氷川きよし、ワースト視聴率“紅白”で存在感 リハ意味深発言、生で歌ってお祭り感演出
2020年01月07日 05:30
芸能
事前収録やNHKホール以外からの歌唱は多彩な演出を可能にする一方、会場全体を巻き込む一体感や熱量に欠ける側面もあるとされる。そうした懸念が2つの場面で表れた。
一つは放送開始から午後8時55分までの第1部で唯一の中継パートとなった福山雅治(50)の場面。歌唱前と比較して2・3ポイント下がった。一方、裏番組の日本テレビ「ダウンタウンのガキの使いやあらへんで!」は15・6%から17・1%に急上昇。ダウンタウンの30年ぶりの漫才など見どころが続き、そこから17%前後をキープする結果となった。
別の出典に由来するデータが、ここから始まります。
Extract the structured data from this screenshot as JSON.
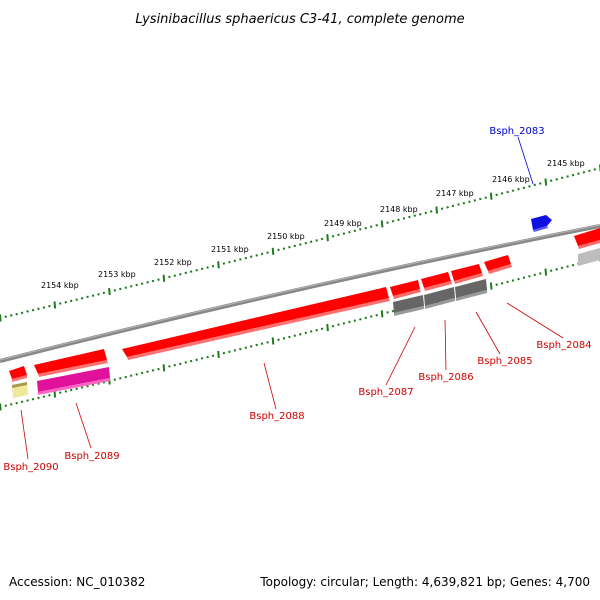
{
  "title": "Lysinibacillus sphaericus C3-41, complete genome",
  "footer": {
    "accession": "Accession: NC_010382",
    "summary": "Topology: circular; Length: 4,639,821 bp; Genes: 4,700"
  },
  "colors": {
    "backbone": "#8a8a8a",
    "tick": "#1f7a1f",
    "gene_red": "#ff0000",
    "gene_blue": "#1010e0",
    "gene_gray": "#666666",
    "gene_magenta": "#e0119a",
    "gene_yellow": "#f0e89a",
    "label_red": "#cc0000",
    "label_blue": "#0000cc"
  },
  "ticks": [
    "2154 kbp",
    "2153 kbp",
    "2152 kbp",
    "2151 kbp",
    "2150 kbp",
    "2149 kbp",
    "2148 kbp",
    "2147 kbp",
    "2146 kbp",
    "2145 kbp"
  ],
  "genes": [
    {
      "name": "Bsph_2083",
      "color": "blue"
    },
    {
      "name": "Bsph_2084",
      "color": "red"
    },
    {
      "name": "Bsph_2085",
      "color": "red"
    },
    {
      "name": "Bsph_2086",
      "color": "red"
    },
    {
      "name": "Bsph_2087",
      "color": "red"
    },
    {
      "name": "Bsph_2088",
      "color": "red"
    },
    {
      "name": "Bsph_2089",
      "color": "red"
    },
    {
      "name": "Bsph_2090",
      "color": "red"
    }
  ]
}
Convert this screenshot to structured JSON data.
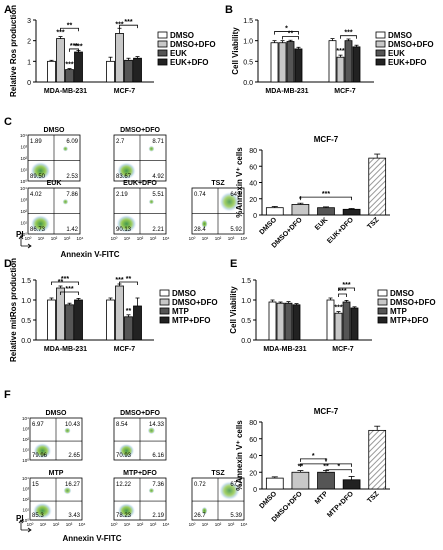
{
  "chart_data": [
    {
      "panel": "A",
      "type": "bar",
      "ylabel": "Relative Ros production",
      "ylim": [
        0,
        3
      ],
      "yticks": [
        "0",
        "1",
        "2",
        "3"
      ],
      "categories": [
        "MDA-MB-231",
        "MCF-7"
      ],
      "series": [
        {
          "name": "DMSO",
          "values": [
            1.0,
            1.0
          ],
          "err": [
            0.05,
            0.2
          ],
          "fill": "#ffffff"
        },
        {
          "name": "DMSO+DFO",
          "values": [
            2.1,
            2.35
          ],
          "err": [
            0.1,
            0.25
          ],
          "fill": "#c8c8c8"
        },
        {
          "name": "EUK",
          "values": [
            0.6,
            1.05
          ],
          "err": [
            0.05,
            0.1
          ],
          "fill": "#555555"
        },
        {
          "name": "EUK+DFO",
          "values": [
            1.45,
            1.15
          ],
          "err": [
            0.08,
            0.08
          ],
          "fill": "#222222"
        }
      ],
      "bar_marks": [
        [
          "",
          "***",
          "***",
          "***"
        ],
        [
          "",
          "***",
          "",
          ""
        ]
      ],
      "brackets": [
        {
          "group": 0,
          "from": 1,
          "to": 3,
          "label": "**",
          "level": 2.6
        },
        {
          "group": 0,
          "from": 2,
          "to": 3,
          "label": "***",
          "level": 1.6
        },
        {
          "group": 1,
          "from": 1,
          "to": 3,
          "label": "***",
          "level": 2.75
        }
      ]
    },
    {
      "panel": "B",
      "type": "bar",
      "ylabel": "Cell Viability",
      "ylim": [
        0,
        1.5
      ],
      "yticks": [
        "0.0",
        "0.5",
        "1.0",
        "1.5"
      ],
      "categories": [
        "MDA-MB-231",
        "MCF-7"
      ],
      "series": [
        {
          "name": "DMSO",
          "values": [
            0.95,
            1.0
          ],
          "err": [
            0.05,
            0.05
          ],
          "fill": "#ffffff"
        },
        {
          "name": "DMSO+DFO",
          "values": [
            0.95,
            0.6
          ],
          "err": [
            0.05,
            0.05
          ],
          "fill": "#c8c8c8"
        },
        {
          "name": "EUK",
          "values": [
            0.98,
            1.0
          ],
          "err": [
            0.03,
            0.04
          ],
          "fill": "#555555"
        },
        {
          "name": "EUK+DFO",
          "values": [
            0.8,
            0.85
          ],
          "err": [
            0.04,
            0.04
          ],
          "fill": "#222222"
        }
      ],
      "bar_marks": [
        [
          "",
          "",
          "",
          ""
        ],
        [
          "",
          "***",
          "",
          ""
        ]
      ],
      "brackets": [
        {
          "group": 0,
          "from": 0,
          "to": 3,
          "label": "*",
          "level": 1.22
        },
        {
          "group": 0,
          "from": 1,
          "to": 3,
          "label": "**",
          "level": 1.1
        },
        {
          "group": 1,
          "from": 1,
          "to": 3,
          "label": "***",
          "level": 1.12
        }
      ]
    },
    {
      "panel": "C",
      "type": "bar",
      "title": "MCF-7",
      "ylabel": "%Annexin V⁺ cells",
      "ylim": [
        0,
        80
      ],
      "yticks": [
        "0",
        "20",
        "40",
        "60",
        "80"
      ],
      "categories": [
        "DMSO",
        "DMSO+DFO",
        "EUK",
        "EUK+DFO",
        "TSZ"
      ],
      "values": [
        9,
        13,
        9,
        7,
        70
      ],
      "err": [
        1.5,
        1.5,
        1,
        1,
        5
      ],
      "fills": [
        "#ffffff",
        "#c8c8c8",
        "#555555",
        "#222222",
        "hatch"
      ],
      "bar_marks": [
        "",
        "*",
        "",
        "",
        ""
      ],
      "brackets": [
        {
          "from": 1,
          "to": 3,
          "label": "***",
          "level": 22
        }
      ]
    },
    {
      "panel": "D",
      "type": "bar",
      "ylabel": "Relative mitRos production",
      "ylim": [
        0,
        1.5
      ],
      "yticks": [
        "0.0",
        "0.5",
        "1.0",
        "1.5"
      ],
      "categories": [
        "MDA-MB-231",
        "MCF-7"
      ],
      "series": [
        {
          "name": "DMSO",
          "values": [
            1.0,
            1.0
          ],
          "err": [
            0.05,
            0.05
          ],
          "fill": "#ffffff"
        },
        {
          "name": "DMSO+DFO",
          "values": [
            1.3,
            1.35
          ],
          "err": [
            0.05,
            0.05
          ],
          "fill": "#c8c8c8"
        },
        {
          "name": "MTP",
          "values": [
            0.88,
            0.58
          ],
          "err": [
            0.04,
            0.05
          ],
          "fill": "#555555"
        },
        {
          "name": "MTP+DFO",
          "values": [
            1.0,
            0.85
          ],
          "err": [
            0.04,
            0.2
          ],
          "fill": "#222222"
        }
      ],
      "bar_marks": [
        [
          "",
          "**",
          "",
          ""
        ],
        [
          "",
          "***",
          "**",
          ""
        ]
      ],
      "brackets": [
        {
          "group": 0,
          "from": 1,
          "to": 3,
          "label": "***",
          "level": 1.2
        },
        {
          "group": 0,
          "from": 0,
          "to": 3,
          "label": "***",
          "level": 1.45
        },
        {
          "group": 1,
          "from": 1,
          "to": 3,
          "label": "**",
          "level": 1.45
        }
      ]
    },
    {
      "panel": "E",
      "type": "bar",
      "ylabel": "Cell Viability",
      "ylim": [
        0,
        1.5
      ],
      "yticks": [
        "0.0",
        "0.5",
        "1.0",
        "1.5"
      ],
      "categories": [
        "MDA-MB-231",
        "MCF-7"
      ],
      "series": [
        {
          "name": "DMSO",
          "values": [
            0.95,
            1.0
          ],
          "err": [
            0.05,
            0.05
          ],
          "fill": "#ffffff"
        },
        {
          "name": "DMSO+DFO",
          "values": [
            0.92,
            0.67
          ],
          "err": [
            0.03,
            0.04
          ],
          "fill": "#c8c8c8"
        },
        {
          "name": "MTP",
          "values": [
            0.92,
            0.95
          ],
          "err": [
            0.04,
            0.04
          ],
          "fill": "#555555"
        },
        {
          "name": "MTP+DFO",
          "values": [
            0.88,
            0.8
          ],
          "err": [
            0.03,
            0.03
          ],
          "fill": "#222222"
        }
      ],
      "bar_marks": [
        [
          "",
          "",
          "",
          ""
        ],
        [
          "",
          "***",
          "",
          ""
        ]
      ],
      "brackets": [
        {
          "group": 1,
          "from": 1,
          "to": 3,
          "label": "***",
          "level": 1.3
        },
        {
          "group": 1,
          "from": 1,
          "to": 2,
          "label": "***",
          "level": 1.15
        }
      ]
    },
    {
      "panel": "F",
      "type": "bar",
      "title": "MCF-7",
      "ylabel": "%Annexin V⁺ cells",
      "ylim": [
        0,
        80
      ],
      "yticks": [
        "0",
        "20",
        "40",
        "60",
        "80"
      ],
      "categories": [
        "DMSO",
        "DMSO+DFO",
        "MTP",
        "MTP+DFO",
        "TSZ"
      ],
      "values": [
        13,
        20,
        20,
        11,
        70
      ],
      "err": [
        1.5,
        2,
        2,
        4,
        5
      ],
      "fills": [
        "#ffffff",
        "#c8c8c8",
        "#555555",
        "#222222",
        "hatch"
      ],
      "bar_marks": [
        "",
        "**",
        "**",
        "",
        ""
      ],
      "brackets": [
        {
          "from": 1,
          "to": 3,
          "label": "*",
          "level": 30
        },
        {
          "from": 2,
          "to": 3,
          "label": "*",
          "level": 23
        },
        {
          "from": 1,
          "to": 2,
          "label": "*",
          "level": 36
        }
      ]
    }
  ],
  "panel_labels": [
    "A",
    "B",
    "C",
    "D",
    "E",
    "F"
  ],
  "flow": {
    "C": {
      "x_label": "Annexin V-FITC",
      "y_label": "PI",
      "axis_ticks": [
        "10⁰",
        "10¹",
        "10²",
        "10³",
        "10⁴"
      ],
      "plots": [
        {
          "name": "DMSO",
          "quadrants": [
            "1.89",
            "6.09",
            "89.50",
            "2.53"
          ]
        },
        {
          "name": "DMSO+DFO",
          "quadrants": [
            "2.7",
            "8.71",
            "83.67",
            "4.92"
          ]
        },
        {
          "name": "EUK",
          "quadrants": [
            "4.02",
            "7.86",
            "86.73",
            "1.42"
          ]
        },
        {
          "name": "EUK+DFO",
          "quadrants": [
            "2.19",
            "5.51",
            "90.13",
            "2.21"
          ]
        },
        {
          "name": "TSZ",
          "quadrants": [
            "0.74",
            "64.9",
            "28.4",
            "5.92"
          ]
        }
      ]
    },
    "F": {
      "x_label": "Annexin V-FITC",
      "y_label": "PI",
      "axis_ticks": [
        "10⁰",
        "10¹",
        "10²",
        "10³",
        "10⁴"
      ],
      "plots": [
        {
          "name": "DMSO",
          "quadrants": [
            "6.97",
            "10.43",
            "79.96",
            "2.65"
          ]
        },
        {
          "name": "DMSO+DFO",
          "quadrants": [
            "8.54",
            "14.33",
            "70.93",
            "6.16"
          ]
        },
        {
          "name": "MTP",
          "quadrants": [
            "15",
            "16.27",
            "85.3",
            "3.43"
          ]
        },
        {
          "name": "MTP+DFO",
          "quadrants": [
            "12.22",
            "7.36",
            "78.23",
            "2.19"
          ]
        },
        {
          "name": "TSZ",
          "quadrants": [
            "0.72",
            "67.2",
            "26.7",
            "5.39"
          ]
        }
      ]
    }
  }
}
福山の中継は恒例とあって、今年は映像効果を駆使し、瞬間移動してきたかのように総合司会の内村光良(55)と並んで掛け合うなど工夫がなされたが「別会場なので、肝心の歌唱中に、他の歌手とのコラボなど紅白らしい演出ができなかったのが大きいのでは」(テレビ局関係者)。
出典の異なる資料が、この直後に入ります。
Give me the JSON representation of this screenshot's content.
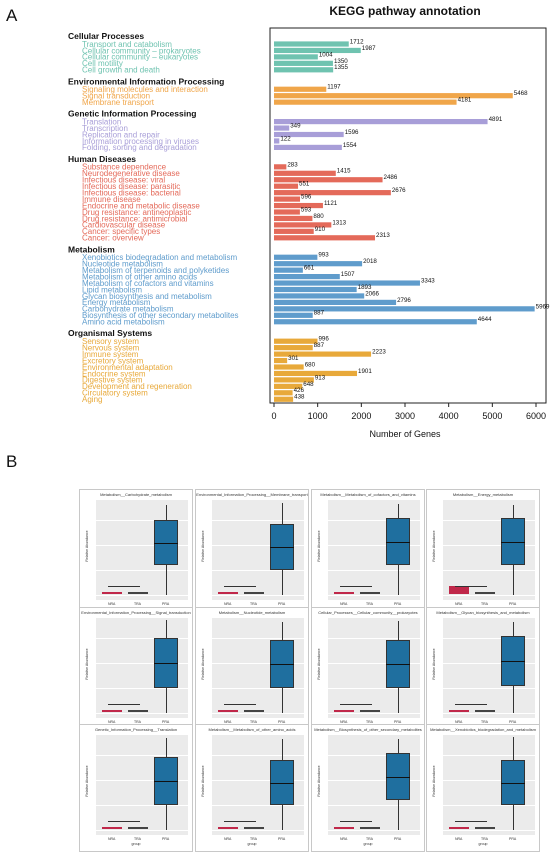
{
  "panel_a_label": "A",
  "panel_b_label": "B",
  "chart_data": [
    {
      "type": "bar",
      "orientation": "horizontal",
      "title": "KEGG pathway annotation",
      "xlabel": "Number of Genes",
      "xlim": [
        0,
        6000
      ],
      "xticks": [
        0,
        1000,
        2000,
        3000,
        4000,
        5000,
        6000
      ],
      "grid": false,
      "groups": [
        {
          "name": "Cellular Processes",
          "color": "#6fc3b0",
          "items": [
            {
              "label": "Transport and catabolism",
              "value": 1712
            },
            {
              "label": "Cellular community – prokaryotes",
              "value": 1987
            },
            {
              "label": "Cellular community – eukaryotes",
              "value": 1004
            },
            {
              "label": "Cell motility",
              "value": 1350
            },
            {
              "label": "Cell growth and death",
              "value": 1355
            }
          ]
        },
        {
          "name": "Environmental Information Processing",
          "color": "#f0a64a",
          "items": [
            {
              "label": "Signaling molecules and interaction",
              "value": 1197
            },
            {
              "label": "Signal transduction",
              "value": 5468
            },
            {
              "label": "Membrane transport",
              "value": 4181
            }
          ]
        },
        {
          "name": "Genetic Information Processing",
          "color": "#a89ed8",
          "items": [
            {
              "label": "Translation",
              "value": 4891
            },
            {
              "label": "Transcription",
              "value": 349
            },
            {
              "label": "Replication and repair",
              "value": 1596
            },
            {
              "label": "Information processing in viruses",
              "value": 122
            },
            {
              "label": "Folding, sorting and degradation",
              "value": 1554
            }
          ]
        },
        {
          "name": "Human Diseases",
          "color": "#e46a5a",
          "items": [
            {
              "label": "Substance dependence",
              "value": 283
            },
            {
              "label": "Neurodegenerative disease",
              "value": 1415
            },
            {
              "label": "Infectious disease: viral",
              "value": 2486
            },
            {
              "label": "Infectious disease: parasitic",
              "value": 551
            },
            {
              "label": "Infectious disease: bacterial",
              "value": 2676
            },
            {
              "label": "Immune disease",
              "value": 596
            },
            {
              "label": "Endocrine and metabolic disease",
              "value": 1121
            },
            {
              "label": "Drug resistance: antineoplastic",
              "value": 593
            },
            {
              "label": "Drug resistance: antimicrobial",
              "value": 880
            },
            {
              "label": "Cardiovascular disease",
              "value": 1313
            },
            {
              "label": "Cancer: specific types",
              "value": 910
            },
            {
              "label": "Cancer: overview",
              "value": 2313
            }
          ]
        },
        {
          "name": "Metabolism",
          "color": "#5f9ccc",
          "items": [
            {
              "label": "Xenobiotics biodegradation and metabolism",
              "value": 993
            },
            {
              "label": "Nucleotide metabolism",
              "value": 2018
            },
            {
              "label": "Metabolism of terpenoids and polyketides",
              "value": 661
            },
            {
              "label": "Metabolism of other amino acids",
              "value": 1507
            },
            {
              "label": "Metabolism of cofactors and vitamins",
              "value": 3343
            },
            {
              "label": "Lipid metabolism",
              "value": 1893
            },
            {
              "label": "Glycan biosynthesis and metabolism",
              "value": 2066
            },
            {
              "label": "Energy metabolism",
              "value": 2796
            },
            {
              "label": "Carbohydrate metabolism",
              "value": 5969
            },
            {
              "label": "Biosynthesis of other secondary metabolites",
              "value": 887
            },
            {
              "label": "Amino acid metabolism",
              "value": 4644
            }
          ]
        },
        {
          "name": "Organismal Systems",
          "color": "#e8a93a",
          "items": [
            {
              "label": "Sensory system",
              "value": 996
            },
            {
              "label": "Nervous system",
              "value": 887
            },
            {
              "label": "Immune system",
              "value": 2223
            },
            {
              "label": "Excretory system",
              "value": 301
            },
            {
              "label": "Environmental adaptation",
              "value": 680
            },
            {
              "label": "Endocrine system",
              "value": 1901
            },
            {
              "label": "Digestive system",
              "value": 913
            },
            {
              "label": "Development and regeneration",
              "value": 648
            },
            {
              "label": "Circulatory system",
              "value": 426
            },
            {
              "label": "Aging",
              "value": 438
            }
          ]
        }
      ]
    },
    {
      "type": "box",
      "panels": [
        {
          "title": "Metabolism__Carbohydrate_metabolism",
          "ylabel": "Relative Abundance",
          "xlabel": "group",
          "categories": [
            "NRA",
            "TRA",
            "PRA"
          ],
          "highlight": false
        },
        {
          "title": "Environmental_Information_Processing__Membrane_transport",
          "ylabel": "Relative Abundance",
          "xlabel": "group",
          "categories": [
            "NRA",
            "TRA",
            "PRA"
          ],
          "highlight": false
        },
        {
          "title": "Metabolism__Metabolism_of_cofactors_and_vitamins",
          "ylabel": "Relative Abundance",
          "xlabel": "group",
          "categories": [
            "NRA",
            "TRA",
            "PRA"
          ],
          "highlight": false
        },
        {
          "title": "Metabolism__Energy_metabolism",
          "ylabel": "Relative Abundance",
          "xlabel": "group",
          "categories": [
            "NRA",
            "TRA",
            "PRA"
          ],
          "highlight": true
        },
        {
          "title": "Environmental_Information_Processing__Signal_transduction",
          "ylabel": "Relative Abundance",
          "xlabel": "group",
          "categories": [
            "NRA",
            "TRA",
            "PRA"
          ],
          "highlight": false
        },
        {
          "title": "Metabolism__Nucleotide_metabolism",
          "ylabel": "Relative Abundance",
          "xlabel": "group",
          "categories": [
            "NRA",
            "TRA",
            "PRA"
          ],
          "highlight": false
        },
        {
          "title": "Cellular_Processes__Cellular_community__prokaryotes",
          "ylabel": "Relative Abundance",
          "xlabel": "group",
          "categories": [
            "NRA",
            "TRA",
            "PRA"
          ],
          "highlight": false
        },
        {
          "title": "Metabolism__Glycan_biosynthesis_and_metabolism",
          "ylabel": "Relative Abundance",
          "xlabel": "group",
          "categories": [
            "NRA",
            "TRA",
            "PRA"
          ],
          "highlight": false
        },
        {
          "title": "Genetic_Information_Processing__Translation",
          "ylabel": "Relative Abundance",
          "xlabel": "group",
          "categories": [
            "NRA",
            "TRA",
            "PRA"
          ],
          "highlight": false
        },
        {
          "title": "Metabolism__Metabolism_of_other_amino_acids",
          "ylabel": "Relative Abundance",
          "xlabel": "group",
          "categories": [
            "NRA",
            "TRA",
            "PRA"
          ],
          "highlight": false
        },
        {
          "title": "Metabolism__Biosynthesis_of_other_secondary_metabolites",
          "ylabel": "Relative Abundance",
          "xlabel": "group",
          "categories": [
            "NRA",
            "TRA",
            "PRA"
          ],
          "highlight": false
        },
        {
          "title": "Metabolism__Xenobiotics_biodegradation_and_metabolism",
          "ylabel": "Relative Abundance",
          "xlabel": "group",
          "categories": [
            "NRA",
            "TRA",
            "PRA"
          ],
          "highlight": false
        }
      ]
    }
  ]
}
また例年、40%台まで数字を上げる午後10時半~11時序盤にVTRや企画映像の挿入が目立ち、最高38・2%と停滞した。生歌唱は「いきものがかり」と「ゆず」の計10分間のみ。「この時間帯は来年の東京五輪を意識しオリンピック関連の演出を柱に据えたが、制作側の意気込みのあまり“作り込み”が強くなりすぎたように感じる」(同関係者)。
生歌唱した2組も、五輪に特化した演出が先に立つ形で、音楽関係者は「この時間帯はトリに向けてムードを高めていく重要な時間帯。演歌や名曲をじっくり聴かせるのも紅白の大きな魅力で、それがなかったことが数字に出たのでは」。
その中で“功労者”となったのが歌手別視聴率40・4%を記録した氷川だ。18年のように、NHKホールにいる全員が世代を超え一緒に盛り上がるようなハイライトをつくった。
氷川はリハーサルから「きよし君にはさよなら。きーちゃんとして私らしく」「紅組のような白組のような衣装」と意味深な発言を報道陣を通じて広く発信。視聴者に「どんなパフォーマンスや発言が飛び出すのか、目が離せなくなっていた」と期待を抱かせ、本番につなげた。
民放で長時間の音楽番組が増える中“紅白ならでは”の魅力は、大御所と若手が一堂に会することと、生放送に伴うハプニング。芸能関係者は「制作陣にはいま一度、愛される紅白を見つめ直してほしい」と期待している。
《歌手別最高視聴率は大トリの嵐》 歌手別最高視聴率は、大トリを務めた嵐だった。活動休止まで残り1年となり注目度の高さをうかがわせた。午後11時33分からデビュー曲「A・RA・SHI」を歌い始めて40%台をキープ。続く最新曲「Turning Up」を歌い終わる同38分には、最高となる40・8%を記録した。出場歌手の中で、歌唱時間全てで40%以上となったのは嵐ただ1組だった。
紅組のトリを務めたMISIA(41)は、同30分に紅組トップとなる40・1%をマーク。代表曲「Everything」を含む3曲のメドレーを披露した。出演者たちもレインボーフラッグを振りながら盛り上がり、NHKホール全体が一体となった。今回、出場歌手の中で視聴率が40%以上となったのは、この2組に氷川を加えた3組のみだった。